MagSafe and Pacemaker Interference

Apple says the magnets in iPhone 12 models, along with MagSafe accessories, can interfere with medical devices such as pacemakers and implanted defibrillators when they are held too close. Its guidance is specific: keep the phone and MagSafe accessories at least 6 inches, or 15 centimeters, away from an implanted device.

The issue is not that the phone is broadly unsafe. The concern is proximity. If a magnet comes near the chest, an implanted device may respond in ways it normally would not. That is why the detail matters most in ordinary habits that do not feel risky at all, like resting a phone against the body or slipping it into a shirt or jacket pocket near the implant site.

Why Close Range Matters

The warning drew extra attention with the iPhone 12 because MagSafe made the magnets a visible part of the product design. But the underlying concern is larger than one model.
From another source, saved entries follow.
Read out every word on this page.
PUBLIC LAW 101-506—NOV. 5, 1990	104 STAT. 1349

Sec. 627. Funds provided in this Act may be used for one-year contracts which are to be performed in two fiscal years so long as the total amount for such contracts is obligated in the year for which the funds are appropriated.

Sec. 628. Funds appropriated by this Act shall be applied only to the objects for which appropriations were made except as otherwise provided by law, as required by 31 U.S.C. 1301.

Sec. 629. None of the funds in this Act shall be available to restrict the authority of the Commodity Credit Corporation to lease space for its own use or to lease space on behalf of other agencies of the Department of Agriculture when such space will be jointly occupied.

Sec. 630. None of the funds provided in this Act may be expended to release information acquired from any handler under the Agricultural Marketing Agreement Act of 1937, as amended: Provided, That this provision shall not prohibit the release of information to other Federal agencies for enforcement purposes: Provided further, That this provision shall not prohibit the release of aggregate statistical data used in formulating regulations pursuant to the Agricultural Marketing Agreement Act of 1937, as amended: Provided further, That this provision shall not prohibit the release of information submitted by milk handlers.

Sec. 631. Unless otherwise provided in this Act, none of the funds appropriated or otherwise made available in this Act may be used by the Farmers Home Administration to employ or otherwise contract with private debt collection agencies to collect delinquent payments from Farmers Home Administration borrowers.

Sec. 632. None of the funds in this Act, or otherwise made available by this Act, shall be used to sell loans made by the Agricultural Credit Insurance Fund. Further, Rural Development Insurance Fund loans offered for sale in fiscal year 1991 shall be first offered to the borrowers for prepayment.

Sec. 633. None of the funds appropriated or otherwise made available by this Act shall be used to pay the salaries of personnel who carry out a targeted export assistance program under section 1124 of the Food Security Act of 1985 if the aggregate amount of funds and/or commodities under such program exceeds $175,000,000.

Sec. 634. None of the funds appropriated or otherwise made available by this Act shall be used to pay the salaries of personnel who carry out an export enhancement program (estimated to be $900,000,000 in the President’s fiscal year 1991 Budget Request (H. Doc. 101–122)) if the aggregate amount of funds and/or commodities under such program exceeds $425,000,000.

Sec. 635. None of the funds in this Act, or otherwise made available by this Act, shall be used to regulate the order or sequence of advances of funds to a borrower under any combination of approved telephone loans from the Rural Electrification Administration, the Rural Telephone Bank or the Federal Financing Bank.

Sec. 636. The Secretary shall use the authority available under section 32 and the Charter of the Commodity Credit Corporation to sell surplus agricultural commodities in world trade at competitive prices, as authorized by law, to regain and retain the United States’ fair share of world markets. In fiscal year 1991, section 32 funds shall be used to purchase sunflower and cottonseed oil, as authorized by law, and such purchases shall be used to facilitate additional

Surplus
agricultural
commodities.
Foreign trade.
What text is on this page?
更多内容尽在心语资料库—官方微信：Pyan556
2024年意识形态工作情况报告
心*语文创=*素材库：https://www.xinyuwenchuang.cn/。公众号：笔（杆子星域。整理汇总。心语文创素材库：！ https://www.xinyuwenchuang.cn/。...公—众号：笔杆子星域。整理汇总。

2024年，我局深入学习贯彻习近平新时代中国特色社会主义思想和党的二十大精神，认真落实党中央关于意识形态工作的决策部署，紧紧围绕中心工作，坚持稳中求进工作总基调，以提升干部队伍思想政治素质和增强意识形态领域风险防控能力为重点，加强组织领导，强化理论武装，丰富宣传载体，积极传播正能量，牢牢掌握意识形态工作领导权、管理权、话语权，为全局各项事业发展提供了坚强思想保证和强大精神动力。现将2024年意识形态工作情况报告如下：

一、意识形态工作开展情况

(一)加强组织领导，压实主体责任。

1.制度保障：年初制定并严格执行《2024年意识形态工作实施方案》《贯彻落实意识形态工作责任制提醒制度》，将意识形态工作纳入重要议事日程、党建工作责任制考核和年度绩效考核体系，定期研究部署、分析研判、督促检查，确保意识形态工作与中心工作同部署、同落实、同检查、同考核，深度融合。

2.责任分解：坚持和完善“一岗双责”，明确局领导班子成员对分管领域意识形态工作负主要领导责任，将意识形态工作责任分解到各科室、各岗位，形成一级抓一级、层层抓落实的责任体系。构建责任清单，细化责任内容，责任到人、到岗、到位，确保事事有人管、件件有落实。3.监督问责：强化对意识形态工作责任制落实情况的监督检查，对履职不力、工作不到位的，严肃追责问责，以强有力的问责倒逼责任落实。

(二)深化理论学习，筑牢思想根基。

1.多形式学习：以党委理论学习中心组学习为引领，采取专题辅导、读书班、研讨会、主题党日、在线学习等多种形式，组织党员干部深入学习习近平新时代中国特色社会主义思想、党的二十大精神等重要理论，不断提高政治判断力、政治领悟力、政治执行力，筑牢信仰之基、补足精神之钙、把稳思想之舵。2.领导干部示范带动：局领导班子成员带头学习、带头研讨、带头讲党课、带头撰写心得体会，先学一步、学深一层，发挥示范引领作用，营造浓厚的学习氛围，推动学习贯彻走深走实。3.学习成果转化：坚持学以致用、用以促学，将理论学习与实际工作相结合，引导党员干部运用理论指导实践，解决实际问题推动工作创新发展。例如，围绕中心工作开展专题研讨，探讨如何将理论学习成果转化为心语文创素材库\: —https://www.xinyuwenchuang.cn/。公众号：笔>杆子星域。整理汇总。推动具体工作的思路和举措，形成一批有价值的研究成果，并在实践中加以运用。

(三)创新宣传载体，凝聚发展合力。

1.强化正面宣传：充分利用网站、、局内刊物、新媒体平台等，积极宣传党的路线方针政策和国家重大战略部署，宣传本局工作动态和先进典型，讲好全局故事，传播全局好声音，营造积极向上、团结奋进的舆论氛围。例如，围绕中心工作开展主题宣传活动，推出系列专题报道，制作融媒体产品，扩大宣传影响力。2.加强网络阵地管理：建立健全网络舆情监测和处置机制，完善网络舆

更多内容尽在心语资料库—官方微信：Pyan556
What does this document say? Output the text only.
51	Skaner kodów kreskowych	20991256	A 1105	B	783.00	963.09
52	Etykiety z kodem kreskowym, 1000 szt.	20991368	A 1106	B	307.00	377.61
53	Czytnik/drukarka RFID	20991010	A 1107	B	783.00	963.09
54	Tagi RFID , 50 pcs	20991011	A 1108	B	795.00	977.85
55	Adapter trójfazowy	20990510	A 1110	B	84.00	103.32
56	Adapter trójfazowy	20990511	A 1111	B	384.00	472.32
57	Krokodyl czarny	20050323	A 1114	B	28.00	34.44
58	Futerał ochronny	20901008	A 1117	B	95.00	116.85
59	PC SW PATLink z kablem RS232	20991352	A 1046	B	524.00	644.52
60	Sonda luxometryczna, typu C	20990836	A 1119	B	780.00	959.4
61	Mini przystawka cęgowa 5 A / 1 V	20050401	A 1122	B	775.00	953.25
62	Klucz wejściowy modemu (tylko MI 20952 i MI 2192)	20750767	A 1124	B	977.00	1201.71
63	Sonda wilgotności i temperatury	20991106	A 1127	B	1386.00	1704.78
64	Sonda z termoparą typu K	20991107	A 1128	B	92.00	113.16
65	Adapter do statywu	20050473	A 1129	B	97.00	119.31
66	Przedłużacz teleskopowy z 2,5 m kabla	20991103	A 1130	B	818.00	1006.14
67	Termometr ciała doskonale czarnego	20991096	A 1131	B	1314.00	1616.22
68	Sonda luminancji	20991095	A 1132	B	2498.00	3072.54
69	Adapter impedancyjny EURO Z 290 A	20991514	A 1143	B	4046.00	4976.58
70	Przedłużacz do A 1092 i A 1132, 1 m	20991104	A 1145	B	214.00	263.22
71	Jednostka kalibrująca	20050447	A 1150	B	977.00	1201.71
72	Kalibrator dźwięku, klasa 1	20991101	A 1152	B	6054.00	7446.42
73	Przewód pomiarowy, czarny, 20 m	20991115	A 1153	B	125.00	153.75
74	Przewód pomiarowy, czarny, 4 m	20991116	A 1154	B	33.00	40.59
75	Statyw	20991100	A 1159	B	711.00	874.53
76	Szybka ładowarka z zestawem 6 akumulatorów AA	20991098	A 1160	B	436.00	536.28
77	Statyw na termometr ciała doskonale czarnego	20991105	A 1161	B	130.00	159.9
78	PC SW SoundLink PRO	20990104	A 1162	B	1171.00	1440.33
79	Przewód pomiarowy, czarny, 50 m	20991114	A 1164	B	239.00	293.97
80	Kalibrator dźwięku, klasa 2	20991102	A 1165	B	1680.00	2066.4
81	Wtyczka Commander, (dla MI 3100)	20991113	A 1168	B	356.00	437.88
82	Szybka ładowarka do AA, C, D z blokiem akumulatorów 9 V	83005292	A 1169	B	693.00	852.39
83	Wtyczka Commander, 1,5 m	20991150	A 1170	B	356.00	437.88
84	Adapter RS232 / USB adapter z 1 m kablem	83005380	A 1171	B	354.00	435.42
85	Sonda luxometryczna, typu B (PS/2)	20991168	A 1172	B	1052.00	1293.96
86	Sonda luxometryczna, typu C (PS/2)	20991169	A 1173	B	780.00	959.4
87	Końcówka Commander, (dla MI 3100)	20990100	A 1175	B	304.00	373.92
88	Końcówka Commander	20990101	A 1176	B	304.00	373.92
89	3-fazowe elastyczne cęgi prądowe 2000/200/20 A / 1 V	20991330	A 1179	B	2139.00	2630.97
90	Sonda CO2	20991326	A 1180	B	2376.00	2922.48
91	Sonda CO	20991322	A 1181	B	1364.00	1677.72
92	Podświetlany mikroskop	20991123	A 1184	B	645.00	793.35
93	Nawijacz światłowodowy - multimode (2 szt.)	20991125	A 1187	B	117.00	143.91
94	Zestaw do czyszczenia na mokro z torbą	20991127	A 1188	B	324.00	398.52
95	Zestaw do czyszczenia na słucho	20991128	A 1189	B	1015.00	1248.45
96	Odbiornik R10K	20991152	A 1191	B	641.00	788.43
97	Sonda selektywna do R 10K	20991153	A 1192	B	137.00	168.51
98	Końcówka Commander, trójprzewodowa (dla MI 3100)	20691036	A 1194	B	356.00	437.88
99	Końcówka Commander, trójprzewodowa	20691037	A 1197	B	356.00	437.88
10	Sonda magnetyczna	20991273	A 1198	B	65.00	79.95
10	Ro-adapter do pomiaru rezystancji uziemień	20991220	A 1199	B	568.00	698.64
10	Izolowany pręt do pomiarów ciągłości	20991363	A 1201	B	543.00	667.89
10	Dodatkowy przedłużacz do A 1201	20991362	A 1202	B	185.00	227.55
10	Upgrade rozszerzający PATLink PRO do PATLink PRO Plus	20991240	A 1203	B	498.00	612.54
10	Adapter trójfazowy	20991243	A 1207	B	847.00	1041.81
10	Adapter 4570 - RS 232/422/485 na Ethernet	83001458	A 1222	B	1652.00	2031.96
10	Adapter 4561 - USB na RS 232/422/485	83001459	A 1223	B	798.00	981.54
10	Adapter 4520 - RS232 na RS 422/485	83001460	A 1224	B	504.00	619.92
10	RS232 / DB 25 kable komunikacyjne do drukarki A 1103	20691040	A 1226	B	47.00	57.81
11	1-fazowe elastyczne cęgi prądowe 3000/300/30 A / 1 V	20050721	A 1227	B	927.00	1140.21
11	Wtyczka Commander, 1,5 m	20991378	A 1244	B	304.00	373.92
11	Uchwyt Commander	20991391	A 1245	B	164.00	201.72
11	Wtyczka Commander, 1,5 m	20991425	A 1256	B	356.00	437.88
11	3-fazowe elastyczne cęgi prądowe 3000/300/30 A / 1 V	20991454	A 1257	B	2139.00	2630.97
Modern phones and accessories often contain magnets, and implanted devices are designed to be sensitive to certain magnetic fields. In other words, this is less a bizarre flaw than a case where two common technologies can briefly work against each other.

Apple’s Guidance for Users

That makes Apple’s recommendation less like fine print and more like practical handling advice for a specific group of users. For people with pacemakers or defibrillators, the question is not whether a phone can be used at all, but how close it gets to the implant. A feature built for convenience can become a problem only at short range, which is exactly the kind of product detail that is easy to miss until it matters.

Did You Know?

Apple’s 6-inch (15 cm) guidance reflects a general precaution for magnetic interference, not a claim that iPhone 12 phones are unsafe to carry or use normally.